Meu pai me criou sozinho, dedicando a vida a mim e à empresa que construiu ao lado de seu melhor amigo, Vittorio Moretti — pai de Dante.
Dante sempre esteve por perto.
Ele era o afilhado querido do meu pai, o homem em quem ele mais confiava.
Para mim, ele era o impossível — o homem que eu admirava em silêncio desde menina.
Tinha aquele ar seguro, o olhar profundo e a presença que enchia qualquer espaço.
E, mesmo assim, parecia sempre longe de mim.
Quando meu pai descobriu que estava doente, tomou uma decisão que mudou meu destino:
garantir que eu fosse cuidada por alguém de confiança.
E esse alguém… foi Dante.
Aos dezesseis anos, tornei-me sua esposa.
Um casamento frio, sem promessas, sem beijos, apenas um contrato e o olhar distante de um homem que via aquilo como dever.
Eu, ingênua, quis acreditar que o amor nasceria com o tempo.
Mas, pouco depois, ele me mandou embora.
Disse que eu precisava estudar, amadurecer, me tornar quem eu devia ser.
Na verdade, ele só queria distância.
Agora, o avião descia sobre Florença, o som do avião tocando o solo fez meu coração disparar, bati mais rápido a cada segundo. Era como se cada batida dissesse: você voltou.
Por um instante, fechei os olhos e respirei fundo. O ar do avião era o mesmo de sempre — seco, frio, quase impessoal —, mas de repente parecia diferente. Era o ar do retorno, o começo do que eu esperei por cinco anos.

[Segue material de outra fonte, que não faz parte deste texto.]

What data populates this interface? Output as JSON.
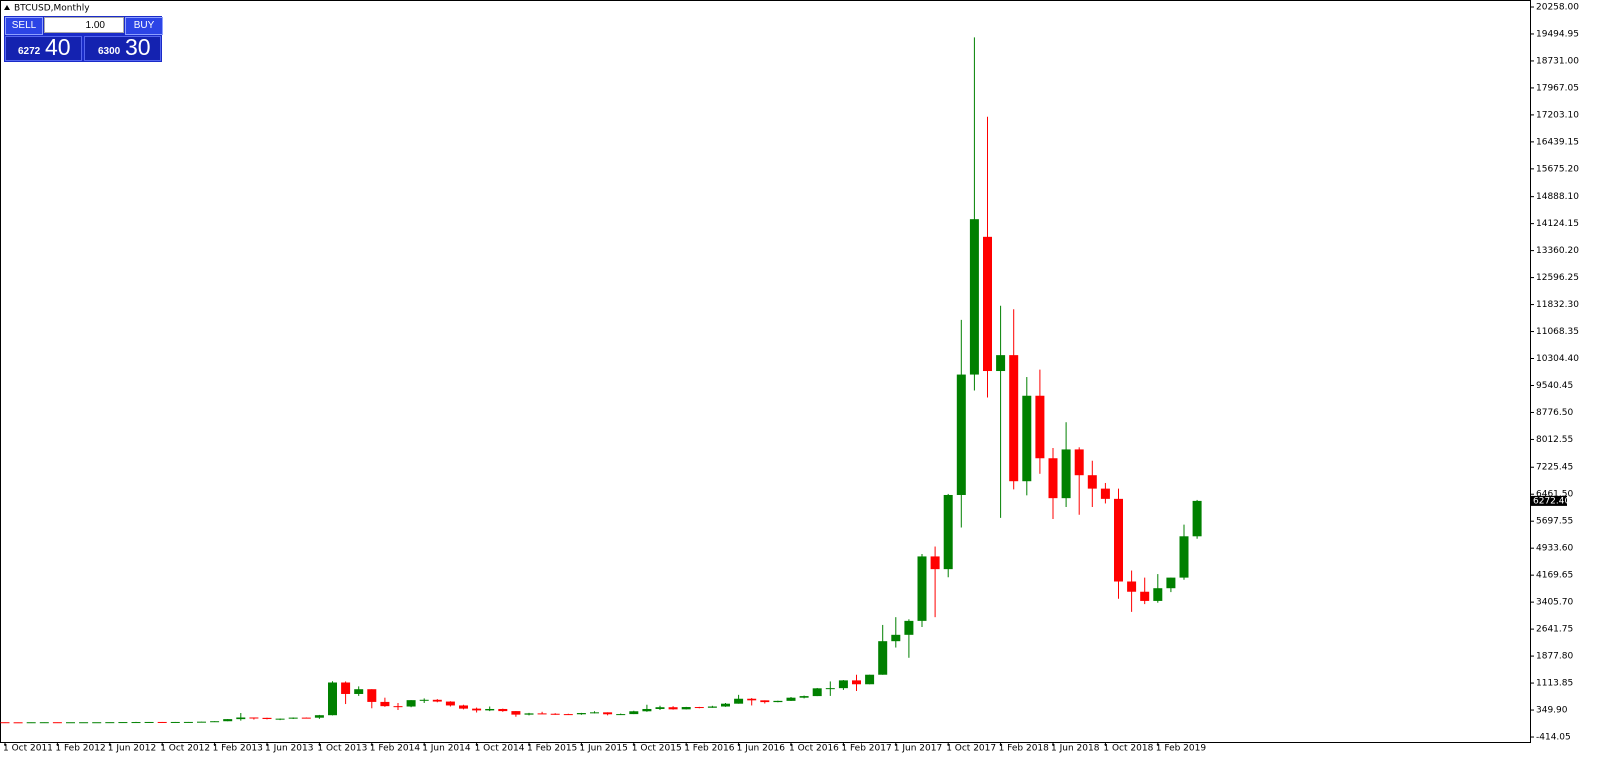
{
  "chart_data": {
    "type": "candlestick",
    "title": "BTCUSD,Monthly",
    "up_color": "#008000",
    "down_color": "#ff0000",
    "ylim": [
      -555,
      20400
    ],
    "yticks": [
      {
        "value": 20258,
        "label": "20258.00"
      },
      19494.95,
      {
        "value": 18731,
        "label": "18731.00"
      },
      17967.05,
      {
        "value": 17203.1,
        "label": "17203.10"
      },
      16439.15,
      {
        "value": 15675.2,
        "label": "15675.20"
      },
      {
        "value": 14888.1,
        "label": "14888.10"
      },
      14124.15,
      {
        "value": 13360.2,
        "label": "13360.20"
      },
      12596.25,
      {
        "value": 11832.3,
        "label": "11832.30"
      },
      11068.35,
      {
        "value": 10304.4,
        "label": "10304.40"
      },
      9540.45,
      {
        "value": 8776.5,
        "label": "8776.50"
      },
      8012.55,
      7225.45,
      {
        "value": 6461.5,
        "label": "6461.50"
      },
      5697.55,
      {
        "value": 4933.6,
        "label": "4933.60"
      },
      4169.65,
      {
        "value": 3405.7,
        "label": "3405.70"
      },
      2641.75,
      {
        "value": 1877.8,
        "label": "1877.80"
      },
      1113.85,
      {
        "value": 349.9,
        "label": "349.90"
      },
      -414.05
    ],
    "last_price": {
      "value": 6272.4,
      "label": "6272.40"
    },
    "categories": [
      "1 Oct 2011",
      null,
      null,
      null,
      "1 Feb 2012",
      null,
      null,
      null,
      "1 Jun 2012",
      null,
      null,
      null,
      "1 Oct 2012",
      null,
      null,
      null,
      "1 Feb 2013",
      null,
      null,
      null,
      "1 Jun 2013",
      null,
      null,
      null,
      "1 Oct 2013",
      null,
      null,
      null,
      "1 Feb 2014",
      null,
      null,
      null,
      "1 Jun 2014",
      null,
      null,
      null,
      "1 Oct 2014",
      null,
      null,
      null,
      "1 Feb 2015",
      null,
      null,
      null,
      "1 Jun 2015",
      null,
      null,
      null,
      "1 Oct 2015",
      null,
      null,
      null,
      "1 Feb 2016",
      null,
      null,
      null,
      "1 Jun 2016",
      null,
      null,
      null,
      "1 Oct 2016",
      null,
      null,
      null,
      "1 Feb 2017",
      null,
      null,
      null,
      "1 Jun 2017",
      null,
      null,
      null,
      "1 Oct 2017",
      null,
      null,
      null,
      "1 Feb 2018",
      null,
      null,
      null,
      "1 Jun 2018",
      null,
      null,
      null,
      "1 Oct 2018",
      null,
      null,
      null,
      "1 Feb 2019",
      null,
      null,
      null
    ],
    "ohlc": [
      [
        5,
        5,
        2,
        3.2
      ],
      [
        3.2,
        3.9,
        2,
        3
      ],
      [
        3,
        4.8,
        2.8,
        4.7
      ],
      [
        4.7,
        7.2,
        4.7,
        5.5
      ],
      [
        5.5,
        6.1,
        4.3,
        4.9
      ],
      [
        4.9,
        5.4,
        4.6,
        4.9
      ],
      [
        4.9,
        5.2,
        4.7,
        5
      ],
      [
        5,
        5.2,
        4.9,
        5.1
      ],
      [
        5.1,
        6.8,
        5.1,
        6.7
      ],
      [
        6.7,
        9.5,
        6.5,
        9.3
      ],
      [
        9.3,
        16,
        7,
        10
      ],
      [
        10,
        12.5,
        10,
        12.4
      ],
      [
        12.4,
        12.8,
        9.8,
        11.2
      ],
      [
        11.2,
        12.9,
        10.5,
        12.5
      ],
      [
        12.5,
        13.7,
        12.5,
        13.5
      ],
      [
        13.5,
        20.4,
        13.3,
        20.4
      ],
      [
        20.4,
        33.4,
        19.6,
        33.4
      ],
      [
        33.4,
        95,
        33,
        93
      ],
      [
        93,
        266,
        50,
        139
      ],
      [
        139,
        140,
        80,
        129
      ],
      [
        129,
        130,
        85,
        97
      ],
      [
        97,
        111,
        65,
        106
      ],
      [
        106,
        140,
        97,
        135
      ],
      [
        135,
        140,
        118,
        133
      ],
      [
        133,
        212,
        100,
        204
      ],
      [
        204,
        1165,
        200,
        1130
      ],
      [
        1130,
        1160,
        520,
        805
      ],
      [
        805,
        1020,
        750,
        940
      ],
      [
        940,
        940,
        400,
        580
      ],
      [
        580,
        700,
        440,
        460
      ],
      [
        460,
        550,
        350,
        450
      ],
      [
        450,
        630,
        430,
        630
      ],
      [
        630,
        680,
        550,
        640
      ],
      [
        640,
        660,
        570,
        590
      ],
      [
        590,
        600,
        450,
        480
      ],
      [
        480,
        500,
        370,
        390
      ],
      [
        390,
        420,
        280,
        340
      ],
      [
        340,
        450,
        320,
        380
      ],
      [
        380,
        390,
        300,
        320
      ],
      [
        320,
        320,
        160,
        220
      ],
      [
        220,
        270,
        200,
        255
      ],
      [
        255,
        300,
        240,
        245
      ],
      [
        245,
        260,
        215,
        235
      ],
      [
        235,
        245,
        225,
        230
      ],
      [
        230,
        270,
        215,
        265
      ],
      [
        265,
        315,
        255,
        285
      ],
      [
        285,
        285,
        200,
        230
      ],
      [
        230,
        250,
        225,
        235
      ],
      [
        235,
        330,
        235,
        315
      ],
      [
        315,
        500,
        300,
        380
      ],
      [
        380,
        470,
        350,
        430
      ],
      [
        430,
        460,
        360,
        370
      ],
      [
        370,
        440,
        365,
        435
      ],
      [
        435,
        440,
        400,
        415
      ],
      [
        415,
        470,
        415,
        450
      ],
      [
        450,
        550,
        440,
        530
      ],
      [
        530,
        780,
        530,
        670
      ],
      [
        670,
        690,
        480,
        625
      ],
      [
        625,
        625,
        535,
        575
      ],
      [
        575,
        615,
        570,
        610
      ],
      [
        610,
        720,
        605,
        700
      ],
      [
        700,
        760,
        680,
        745
      ],
      [
        745,
        975,
        745,
        965
      ],
      [
        965,
        1160,
        750,
        970
      ],
      [
        970,
        1200,
        920,
        1190
      ],
      [
        1190,
        1350,
        890,
        1080
      ],
      [
        1080,
        1350,
        1080,
        1350
      ],
      [
        1350,
        2760,
        1350,
        2300
      ],
      [
        2300,
        2980,
        2120,
        2480
      ],
      [
        2480,
        2920,
        1830,
        2875
      ],
      [
        2875,
        4770,
        2700,
        4700
      ],
      [
        4700,
        4980,
        2980,
        4340
      ],
      [
        4340,
        6470,
        4110,
        6440
      ],
      [
        6440,
        11400,
        5520,
        9850
      ],
      [
        9850,
        19400,
        9400,
        14250
      ],
      [
        13750,
        17150,
        9200,
        9950
      ],
      [
        9950,
        11800,
        5790,
        10400
      ],
      [
        10400,
        11700,
        6600,
        6830
      ],
      [
        6830,
        9780,
        6430,
        9250
      ],
      [
        9250,
        9990,
        7040,
        7480
      ],
      [
        7480,
        7770,
        5760,
        6350
      ],
      [
        6350,
        8500,
        6100,
        7730
      ],
      [
        7730,
        7790,
        5880,
        7000
      ],
      [
        7000,
        7410,
        6100,
        6620
      ],
      [
        6620,
        6780,
        6200,
        6330
      ],
      [
        6330,
        6620,
        3500,
        3990
      ],
      [
        3990,
        4300,
        3130,
        3700
      ],
      [
        3700,
        4100,
        3350,
        3440
      ],
      [
        3440,
        4200,
        3390,
        3800
      ],
      [
        3800,
        4100,
        3690,
        4100
      ],
      [
        4100,
        5600,
        4040,
        5270
      ],
      [
        5270,
        6300,
        5200,
        6272.4
      ]
    ]
  },
  "trade_panel": {
    "sell": "SELL",
    "lot": "1.00",
    "buy": "BUY",
    "bid_big": "6272",
    "bid_small": "40",
    "ask_big": "6300",
    "ask_small": "30"
  }
}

Quando o aviso de desembarque ecoou, soltei o cinto e ajeitei o casaco sobre os ombros. Me olhei de relance no reflexo da janela. O cabelo escuro caía em ondas leves, e meus olhos verdes — herdados da minha mãe — pareciam mais firmes, menos ingênuos. A garota que partiu chorando ficou para trás.
Agora, quem voltava era uma mulher.
Londres me deu um diploma. A distância, maturidade. Mas nada, absolutamente nada, apagou o nome dele das minhas lembranças: Dante Moretti.
Assim que atravessei o saguão, um homem alto, de terno impecável, se aproximou com um leve aceno.
— Signora Moretti? — perguntou.
Meu sobrenome ainda soava estranho na boca de estranhos.
— Sim — respondi.
— Fui enviado pelo senhor Dante. Ele pediu que eu a levasse diretamente à Villa Moretti.
Por um segundo, hesitei.
Ele não veio.
Claro que não veio. Dante Moretti não fazia esse tipo de gesto. Era prático, contido… distante. O mesmo homem que, cinco anos atrás, me mandou embora com um toque suave e palavras que eu nunca consegui esquecer: “Quando voltar, estará deslumbrante.”
Apertei o punho. “Pois estou, Dante”, pensei. “E desta vez, não vou embora.”
— Muito bem — disse apenas, seguindo o motorista até o carro.
A viagem foi silenciosa. Lá fora, as colinas da Toscana pareciam me receber como velhas conhecidas. O sol dourado cobria os vinhedos e as oliveiras, e por um momento, senti algo que não esperava sentir: saudade.
Não da Itália. Dele.
Mas eu afastei o pensamento. Eu não vim reviver o passado.
Vim recuperar o que é meu e construir um futuro.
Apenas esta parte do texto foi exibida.